A distraction from our primary mission as a lab for R & D in human consciousness.
Sorry: for me "cool project" and "stunt" seem synonymous. I have seen and enjoyed local productions of some of Parks' plays, and read others. When she is in residence at MIT next year, I hope there will be public presentations that prompt dialogue with the community. But the 365 Project just doesn't seem urgent to me: Why this? Why here? Why now? I want "my" theatre to be original and intensely local-- a face to
face examination of our mutual lives. For Boston to matter in theatre, there must be Boston/Massachusetts matter, and some distinctive Boston/Massachusetts styles. When Red states use Massachusetts or Boston as labels for all that is wrong with America
-- liberalism, elitism, permissiveness, etc... they have an image of us. So do movies like The Departed, set among Southie mobsters, or a TV series like Boston Legal, which draws on the idea of Massachusetts as a place hospitable to intellectual argument and casual sex and hostile to corporations and hypocrisy. We should be holding up the mirror to ourselves, discovering for ourselves what is really here to
celebrate or satirize. What we express with local content within metaphorical structures then becomes "universal" because it serves for comparison. Set it next to "Chicago" theatre and "Irish" and "Jewish" and "Gay" theatre and we're all better able to figure out who we are and how we got that way.

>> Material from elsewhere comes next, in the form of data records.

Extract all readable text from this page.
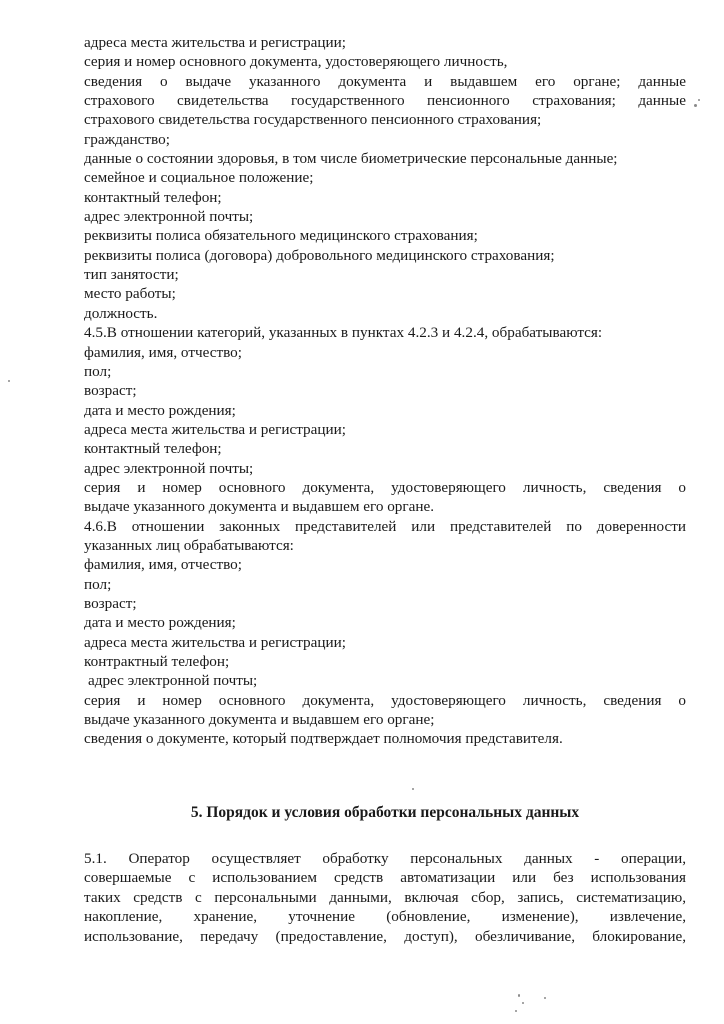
адреса места жительства и регистрации;
серия и номер основного документа, удостоверяющего личность,
сведения о выдаче указанного документа и выдавшем его органе; данные
страхового свидетельства государственного пенсионного страхования; данные
страхового свидетельства государственного пенсионного страхования;
гражданство;
данные о состоянии здоровья, в том числе биометрические персональные данные;
семейное и социальное положение;
контактный телефон;
адрес электронной почты;
реквизиты полиса обязательного медицинского страхования;
реквизиты полиса (договора) добровольного медицинского страхования;
тип занятости;
место работы;
должность.
4.5.В отношении категорий, указанных в пунктах 4.2.3 и 4.2.4, обрабатываются:
фамилия, имя, отчество;
пол;
возраст;
дата и место рождения;
адреса места жительства и регистрации;
контактный телефон;
адрес электронной почты;
серия и номер основного документа, удостоверяющего личность, сведения о
выдаче указанного документа и выдавшем его органе.
4.6.В отношении законных представителей или представителей по доверенности
указанных лиц обрабатываются:
фамилия, имя, отчество;
пол;
возраст;
дата и место рождения;
адреса места жительства и регистрации;
контрактный телефон;
адрес электронной почты;
серия и номер основного документа, удостоверяющего личность, сведения о
выдаче указанного документа и выдавшем его органе;
сведения о документе, который подтверждает полномочия представителя.
5. Порядок и условия обработки персональных данных
5.1. Оператор осуществляет обработку персональных данных - операции,
совершаемые с использованием средств автоматизации или без использования
таких средств с персональными данными, включая сбор, запись, систематизацию,
накопление, хранение, уточнение (обновление, изменение), извлечение,
использование, передачу (предоставление, доступ), обезличивание, блокирование,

What's peculiar to Boston? Well, our "Barney Frank" is a boogyman conservatives use to scare their constituents into giving money and turning out to vote-- to me Barney, my representative in Congress, is the democratic ideal: a person that I am so confident is devoted to the Common Good that when I discover that I disagree with him on an issue, I assume that I'd better reconsider. What's the local Barney Factor, that makes his public service both possible and fraught? How is it that Massachusetts, proportionally very Catholic, was the first state to legalize gay marriage and continues by a narrow margin to support it? When I moved to Boston in the late 60's, straight out of college, Massachusetts was represented by the first-- and for a long time the only-- African-American senator since Reconstruction: a
Republican. A few years later the bussing crisis revealed unplumbed depths of racist rage and Boston became a city notorious for bigotry. Last week Massachusetts, with a population only 10% black, elected an African-American Governor by a landslide. Where are the plays that chronicle this extraordinary and iconic journey? I have
no doubt that there are playwrights here who have begun work on some--- but where is the local theatre to develop and produce them? 150,000 demonstrators-- out of a population of 500,000-- converged on Boston Common to protest the Iraq war before it began. Why were we, as a community, uniquely right about what would happen if the US
invaded Iraq? Hare's "Stuff Happens" is running here now: sold out and about to be extended. Too bad we didn't produce a home-grown version in 2003, and send it out around the country-- certainly some of us were writing them. What's peculiar about Massachusetts? We have low church membership, yet the lowest divorce rate, and we're
less fat than every one but Oregonians: what is that all about? Like politics, theatre is local. The only way we can address the universal dramatically is by testing the particulars of experience through the "imitation of an action", and judge the consequences in the context of a community. Over time, when people have long term collegial relationships that amount to a continuing conversation, we will develop a common artistic vocabulary. We'll contest, correct, and encourage each other, and begin to be able to tell when we're telling the truth and when we're recycling fashionable crap. Then, maybe, Boston will have a "there" there, and have something to say to the country and the world.